La proposition de loi, débattue aujourd’hui à l’Assemblée nationale, et cosignée par un certain nombre de députés, n’est à mon avis qu’un aspect de la lutte contre
cet esclavagisme. Il est nécessaire d’avoir une action beaucoup plus forte et plus vive contre les proxénètes et les réseaux, une protection beaucoup plus importante vis-à-vis de ces filles et,
bien sûr, une action dissuasive à destination des clients.
La prostitution est l’aspect le plus dégradant des rapports humains. Certes, ce « métier » est « le plus vieux du monde » mais ce n’est pas une raison pour le voir
évoluer de cette façon aujourd’hui.
Vraisemblablement, une commission d’enquête pourrait éclairer les députés sur ce phénomène nouveau, humiliant pour la femme et pour l’homme. J’aurais aimé une
telle discussion, plus globale, et non cette simple proposition qui se limite à punir les « utilisateurs ».
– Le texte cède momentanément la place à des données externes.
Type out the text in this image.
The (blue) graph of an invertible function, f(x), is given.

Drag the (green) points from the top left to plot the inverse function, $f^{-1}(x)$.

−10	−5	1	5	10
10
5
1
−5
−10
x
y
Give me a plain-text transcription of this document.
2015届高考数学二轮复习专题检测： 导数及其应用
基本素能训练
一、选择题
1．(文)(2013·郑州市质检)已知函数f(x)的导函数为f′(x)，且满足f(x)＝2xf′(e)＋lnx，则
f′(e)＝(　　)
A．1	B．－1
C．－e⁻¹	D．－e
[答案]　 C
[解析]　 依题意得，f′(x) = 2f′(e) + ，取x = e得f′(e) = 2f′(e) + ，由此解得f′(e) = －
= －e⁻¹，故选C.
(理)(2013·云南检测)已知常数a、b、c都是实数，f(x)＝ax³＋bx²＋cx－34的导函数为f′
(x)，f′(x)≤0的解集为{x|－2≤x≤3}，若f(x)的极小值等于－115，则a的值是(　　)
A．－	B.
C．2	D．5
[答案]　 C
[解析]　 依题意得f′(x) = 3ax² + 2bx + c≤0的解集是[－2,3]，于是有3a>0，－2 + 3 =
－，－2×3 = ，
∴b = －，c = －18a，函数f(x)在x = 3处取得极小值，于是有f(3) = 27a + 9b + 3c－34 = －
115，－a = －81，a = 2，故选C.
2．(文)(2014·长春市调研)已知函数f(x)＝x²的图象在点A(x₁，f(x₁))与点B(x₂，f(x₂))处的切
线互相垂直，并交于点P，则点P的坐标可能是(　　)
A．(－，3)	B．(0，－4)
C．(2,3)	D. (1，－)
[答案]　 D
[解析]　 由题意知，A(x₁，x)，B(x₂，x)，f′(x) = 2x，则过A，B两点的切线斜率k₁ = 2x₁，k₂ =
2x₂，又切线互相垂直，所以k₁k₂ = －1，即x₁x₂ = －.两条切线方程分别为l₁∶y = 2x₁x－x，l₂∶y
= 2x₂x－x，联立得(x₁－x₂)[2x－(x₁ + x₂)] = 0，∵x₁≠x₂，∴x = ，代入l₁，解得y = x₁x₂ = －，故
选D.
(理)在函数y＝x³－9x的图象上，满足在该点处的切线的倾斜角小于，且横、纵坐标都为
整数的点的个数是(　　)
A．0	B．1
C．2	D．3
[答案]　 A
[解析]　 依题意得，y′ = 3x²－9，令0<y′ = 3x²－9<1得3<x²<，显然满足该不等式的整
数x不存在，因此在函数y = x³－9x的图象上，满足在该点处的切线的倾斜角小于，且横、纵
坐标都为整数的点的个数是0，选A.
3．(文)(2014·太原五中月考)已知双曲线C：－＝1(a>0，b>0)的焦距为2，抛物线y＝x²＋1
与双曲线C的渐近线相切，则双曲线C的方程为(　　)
Il eut été préférable de favoriser cette lutte contre les réseaux mafieux, esclavagistes, de promouvoir la réinsertion de ces jeunes femmes, éventuellement dans
leur pays, et une réflexion sur les « consommateurs », sans que cette réflexion soit exclusive de toute sanction.
Dans ce domaine, notre monde va mal car il existe d’autres types d’esclavagisme, en particulier par le travail. Par le passé, j’ai fait partie d’une association
qui luttait contre l’exploitation de ces jeunes gens, parfois au domicile de riches étrangers, et qui étaient véritablement considérés comme des esclaves. Je me souviens d’ailleurs avoir
soigné, à l’hôpital, il y a une vingtaine d’années, une jeune fille provenant des pays du sous continent indien et qui avait été atrocement mutilée car elle s’était rebellée contre ses maîtres.
Là aussi, l’homme peut montrer un visage particulièrement hideux.